The School District fell short of making “adequate yearly progress” under the federal No Child Left Behind two of the past three years. The district had made adequate progress in improving test scores last year, but failed to make progress in 2009.
Adequate yearly progress is a measure of school improvement under 2001’s No Child Left Behind. Public schools receiving federal funding must hit annual targets to bring students up to 100 percent academic proficiency in math and reading by the end of the 2013-14 school year.
This year, schools were supposed to reach 66 percent proficiency in math and 64 percent in reading.
Of the 363 schools in Clark County, 224 (61 percent) did not make adequate progress this year. The number of schools failing to show progress increased by nine from last year.

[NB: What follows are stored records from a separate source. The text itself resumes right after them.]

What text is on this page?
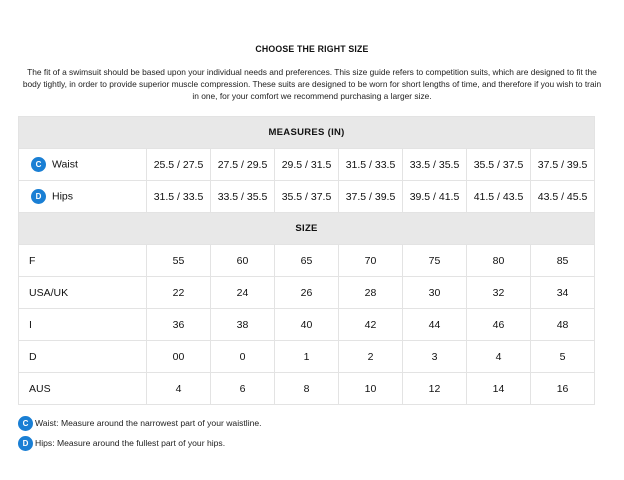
CHOOSE THE RIGHT SIZE
The fit of a swimsuit should be based upon your individual needs and preferences. This size guide refers to competition suits, which are designed to fit the body tightly, in order to provide superior muscle compression. These suits are designed to be worn for short lengths of time, and therefore if you wish to train in one, for your comfort we recommend purchasing a larger size.
MEASURES (IN)							
C Waist	25.5 / 27.5	27.5 / 29.5	29.5 / 31.5	31.5 / 33.5	33.5 / 35.5	35.5 / 37.5	37.5 / 39.5
D Hips	31.5 / 33.5	33.5 / 35.5	35.5 / 37.5	37.5 / 39.5	39.5 / 41.5	41.5 / 43.5	43.5 / 45.5
SIZE							
F	55	60	65	70	75	80	85
USA/UK	22	24	26	28	30	32	34
I	36	38	40	42	44	46	48
D	00	0	1	2	3	4	5
AUS	4	6	8	10	12	14	16
C Waist: Measure around the narrowest part of your waistline.
D Hips: Measure around the fullest part of your hips.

Under No Child Left Behind, schools have to demonstrate achievement in 45 categories, such as graduation rates, socioeconomic status and academic achievement among students broken down by ethnicity, special education status, limited English proficiency and those qualifying for free and reduced-price meals.
Failure to show improvement on any one of the categories results in not making “adequate yearly progress.” This all-or-nothing policy has become a source of frustration for educators, School Board members said.
District officials attributed its lack of adequate progress to higher testing standards in reading, which lowered test scores this year by up to 30 percentage points.
Adequate progress may become more elusive over the next two years, as the School District starts using a higher testing standard in math and a more accurate way to measure graduation rates, which might lower its rates by 15 percent or more.
As standards rise, more and more schools across the country may be classified as failing under No Child Left Behind. Pressure to meet standards has been blamed for high-profile cheating investigations in Atlanta and Washington, D.C.
Many education leaders — including Education Secretary Arne Duncan — have said meeting a 100 percent proficiency goal in math and reading by 2014 is unrealistic, calling for reforms to the law. Some states are beginning to ask for waivers to skirt the goal, pending the law’s reauthorization, and at least three states have vowed to just ignore meeting federal benchmarks.
This month, Nevada will implement a new standard to measure academic progress called the growth model, which will measure each student’s growth instead of focusing on an annual test score. Nevada joins 18 other states using the model, including Colorado, where Superintendent Dwight Jones helped spearhead the model’s development.
“We see the growth model as the wave of the future,” said Pedro Martinez, the deputy superintendent of instruction. “Annual Yearly Progress is a one-year measure, and it’s either you did it, or you didn’t. The growth model is a much more comprehensive measure.”